The Effect of Cross-Listing on Market Value
The relationship between cross-listing and a firm’s market value has been studied, and the results are clear. An early study found a huge valuation boost for firms in 40 countries that cross-listed in the U.S.
This study predates the development of China’s stock markets, but it does include cross-listed Hong Kong companies. Note that in both the Hong Kong and the combined data for all countries, the “penalty” for dropping down from the full “listed” status to the OTC status is a 20-30% reduction in value.
The markets themselves are alert to this “cross-listing premium,” and prices move on the mere announcement of such a plan. Another study looked at the one-day jump in price from the announcement of a cross-listing, as a function of the “destination market.” The value increase is strongest for cross-listing in the U.S.
The role of the PCAOB – and the significance of its being blocked – is also understood by the investors. A third study analyzed market reactions in China to three specific announcements by the PCAOB in 2009-2010. In the first two announcements, the PCAOB indicated that it was experiencing delays in obtaining cooperation, but assessed somewhat hopefully: “Discussions are continuing with the relevant authorities in those jurisdictions in an effort to resolve their objections to PCAOB inspections.” In the third announcement, they were more forthright about the obstruction: “The PCAOB is denied access to conduct inspections.”
The study looked at the short-term price movements in the Chinese markets, which were quite large, and quite negative.
A loss of nearly 8% in a few days is in any case impressive. The fact that it was driven by a couple of press releases from a rather feckless bureaucracy half way around the world shows how tuned in to the cross-listing opportunity, or the lack of it, the Chinese markets are. The threat of losing the cross-listing premium, the rationale for the whole undertaking, was felt even then, though it will have taken ten more years for the other shoe to drop.
Why Does Cross-Listing Increase Market Value?
The answer? The academic literature calls it “bonding” – which means that companies abroad, especially those based in countries with weak standards of financial reporting and regulation, seek to demonstrate their quality by voluntarily stepping up to the more stringent standards in the U.S. market.
- “Strong legal standards today attract, rather than repel, issuers who are cross-listing….migrating firms are opting into stronger, more mandatory legal standards.”

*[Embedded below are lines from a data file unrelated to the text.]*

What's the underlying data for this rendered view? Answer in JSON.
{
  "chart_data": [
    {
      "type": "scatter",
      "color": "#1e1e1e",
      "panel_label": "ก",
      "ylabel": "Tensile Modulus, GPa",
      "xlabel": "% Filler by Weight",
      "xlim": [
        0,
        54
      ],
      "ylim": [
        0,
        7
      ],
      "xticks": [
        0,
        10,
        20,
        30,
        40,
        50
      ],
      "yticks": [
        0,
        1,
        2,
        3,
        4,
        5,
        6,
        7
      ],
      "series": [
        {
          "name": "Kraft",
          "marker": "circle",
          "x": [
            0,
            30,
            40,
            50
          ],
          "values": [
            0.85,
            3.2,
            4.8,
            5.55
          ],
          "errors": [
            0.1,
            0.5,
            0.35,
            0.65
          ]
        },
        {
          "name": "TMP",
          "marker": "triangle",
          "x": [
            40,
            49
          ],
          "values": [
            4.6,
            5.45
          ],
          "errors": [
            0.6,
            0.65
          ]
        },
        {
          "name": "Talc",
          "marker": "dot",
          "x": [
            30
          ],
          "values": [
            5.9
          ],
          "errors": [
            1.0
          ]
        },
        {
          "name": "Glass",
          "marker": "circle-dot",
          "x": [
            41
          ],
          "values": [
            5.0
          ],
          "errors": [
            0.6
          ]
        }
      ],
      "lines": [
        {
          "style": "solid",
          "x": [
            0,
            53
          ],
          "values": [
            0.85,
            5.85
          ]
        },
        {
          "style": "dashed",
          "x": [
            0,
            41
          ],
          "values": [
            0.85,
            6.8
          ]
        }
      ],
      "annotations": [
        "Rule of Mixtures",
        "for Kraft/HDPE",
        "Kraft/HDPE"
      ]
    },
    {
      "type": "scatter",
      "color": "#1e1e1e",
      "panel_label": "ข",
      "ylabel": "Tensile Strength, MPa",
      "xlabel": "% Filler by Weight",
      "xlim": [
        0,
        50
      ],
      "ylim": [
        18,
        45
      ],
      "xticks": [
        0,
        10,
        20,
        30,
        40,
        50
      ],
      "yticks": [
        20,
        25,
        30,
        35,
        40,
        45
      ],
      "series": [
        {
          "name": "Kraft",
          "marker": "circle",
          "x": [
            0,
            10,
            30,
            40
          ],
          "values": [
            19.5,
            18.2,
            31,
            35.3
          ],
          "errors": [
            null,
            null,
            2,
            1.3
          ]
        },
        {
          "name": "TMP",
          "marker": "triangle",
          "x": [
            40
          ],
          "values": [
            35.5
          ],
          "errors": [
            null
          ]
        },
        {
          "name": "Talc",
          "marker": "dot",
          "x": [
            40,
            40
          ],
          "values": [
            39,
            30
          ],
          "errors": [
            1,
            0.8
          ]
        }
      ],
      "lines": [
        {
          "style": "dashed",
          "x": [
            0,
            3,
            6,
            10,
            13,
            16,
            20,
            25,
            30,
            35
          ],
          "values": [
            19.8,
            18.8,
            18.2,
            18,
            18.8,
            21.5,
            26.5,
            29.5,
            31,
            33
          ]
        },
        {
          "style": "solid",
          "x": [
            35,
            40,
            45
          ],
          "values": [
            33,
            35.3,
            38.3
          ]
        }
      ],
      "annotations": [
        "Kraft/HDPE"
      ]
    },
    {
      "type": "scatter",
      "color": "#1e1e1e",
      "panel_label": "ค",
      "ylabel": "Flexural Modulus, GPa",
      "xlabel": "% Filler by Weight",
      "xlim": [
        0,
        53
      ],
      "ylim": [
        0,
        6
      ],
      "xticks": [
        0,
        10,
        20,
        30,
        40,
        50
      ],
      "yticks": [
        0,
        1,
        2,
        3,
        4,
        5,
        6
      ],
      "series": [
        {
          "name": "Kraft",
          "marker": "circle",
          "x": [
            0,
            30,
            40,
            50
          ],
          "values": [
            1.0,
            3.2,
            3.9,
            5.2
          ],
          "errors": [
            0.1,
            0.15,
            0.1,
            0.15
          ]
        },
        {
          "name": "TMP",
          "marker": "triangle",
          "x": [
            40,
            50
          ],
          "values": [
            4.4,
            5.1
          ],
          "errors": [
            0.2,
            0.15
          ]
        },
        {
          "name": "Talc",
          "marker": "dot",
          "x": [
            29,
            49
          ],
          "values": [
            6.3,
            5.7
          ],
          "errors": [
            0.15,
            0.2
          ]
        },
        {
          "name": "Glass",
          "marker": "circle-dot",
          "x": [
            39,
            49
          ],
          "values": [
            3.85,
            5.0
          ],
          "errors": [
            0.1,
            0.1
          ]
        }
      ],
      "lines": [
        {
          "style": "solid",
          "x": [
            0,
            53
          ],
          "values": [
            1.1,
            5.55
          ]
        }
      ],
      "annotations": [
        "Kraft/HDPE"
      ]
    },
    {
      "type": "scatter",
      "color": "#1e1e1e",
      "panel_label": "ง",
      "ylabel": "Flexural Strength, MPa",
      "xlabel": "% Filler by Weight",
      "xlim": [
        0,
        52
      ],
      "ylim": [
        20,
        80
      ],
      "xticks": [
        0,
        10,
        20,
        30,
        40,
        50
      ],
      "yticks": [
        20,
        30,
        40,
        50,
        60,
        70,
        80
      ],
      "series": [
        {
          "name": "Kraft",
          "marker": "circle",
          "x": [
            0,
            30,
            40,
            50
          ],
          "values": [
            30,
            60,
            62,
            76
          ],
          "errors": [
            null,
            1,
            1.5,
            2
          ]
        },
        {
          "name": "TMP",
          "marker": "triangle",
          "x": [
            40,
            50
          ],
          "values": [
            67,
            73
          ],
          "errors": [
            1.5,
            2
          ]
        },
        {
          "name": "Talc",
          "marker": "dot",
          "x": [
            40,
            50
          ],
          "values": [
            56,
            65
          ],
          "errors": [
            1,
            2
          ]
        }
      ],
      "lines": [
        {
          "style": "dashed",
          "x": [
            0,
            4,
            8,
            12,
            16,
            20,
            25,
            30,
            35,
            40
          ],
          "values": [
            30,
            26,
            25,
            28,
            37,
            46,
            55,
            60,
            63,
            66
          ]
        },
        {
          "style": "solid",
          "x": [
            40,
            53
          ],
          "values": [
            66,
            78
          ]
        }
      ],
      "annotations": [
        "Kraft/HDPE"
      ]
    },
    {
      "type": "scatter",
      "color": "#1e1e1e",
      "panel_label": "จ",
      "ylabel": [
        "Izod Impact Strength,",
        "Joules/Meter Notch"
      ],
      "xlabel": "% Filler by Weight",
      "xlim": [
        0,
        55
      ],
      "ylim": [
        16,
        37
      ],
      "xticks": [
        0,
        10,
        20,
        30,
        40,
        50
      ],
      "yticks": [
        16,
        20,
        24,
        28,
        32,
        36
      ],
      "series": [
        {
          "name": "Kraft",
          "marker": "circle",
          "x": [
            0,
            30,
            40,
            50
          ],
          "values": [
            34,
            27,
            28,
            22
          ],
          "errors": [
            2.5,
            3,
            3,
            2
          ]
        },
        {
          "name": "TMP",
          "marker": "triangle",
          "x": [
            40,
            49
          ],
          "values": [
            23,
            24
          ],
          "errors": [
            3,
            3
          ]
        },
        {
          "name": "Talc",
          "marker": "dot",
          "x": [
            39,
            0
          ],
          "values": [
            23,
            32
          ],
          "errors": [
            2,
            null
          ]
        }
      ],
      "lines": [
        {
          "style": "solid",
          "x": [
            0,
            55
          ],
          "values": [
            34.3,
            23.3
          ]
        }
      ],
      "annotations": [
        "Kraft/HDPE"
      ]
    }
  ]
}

The practice of auditing – an expensive, arduous, and sometimes irksome exercise for any company – developed in the UK and the US well before there was any legal requirement whatsoever to provide audited statements. In other words, unlike most of normative finance, auditing began as a voluntary initiative of the capitalist enterprise to further its own interests, rather than a regulatory requirement imposed by the state. The role of strong laws and strong financial regulation in creating value is well-attested, and the superior quality of financial superintendence here is a cornerstone of American dominance in the global financial system.
Cross-listing by Chinese (and other foreign firms) is a powerful manifestation of this fact. These firms are seeking to add value by voluntarily raising the bar, above the rather sorry practices that prevail in China today. PCAOB-compliance adds value. That is why they came to New York in the first place. Running away from it, or being chased out, sends the opposite signal. Journalists may expatiate on the purported benefits to the Hong Kong market (and China as a whole) as all these prospectively delisted companies may come rushing home — indeed it is being branded by the Hong Kong Happy Talk set as the great “homecoming.” It won’t turn out that way. I think the Chinese companies know this too. If delisting does occur, it will hurt them and their shareholders, and the numbers cited above suggest that the hurt will be rather severe. And we should not ignore the even harsher possibility that Hong Kong may itself be peering over the downslope of its long career as a global financial center. It’s no fun if the “homecoming” means living in the basement.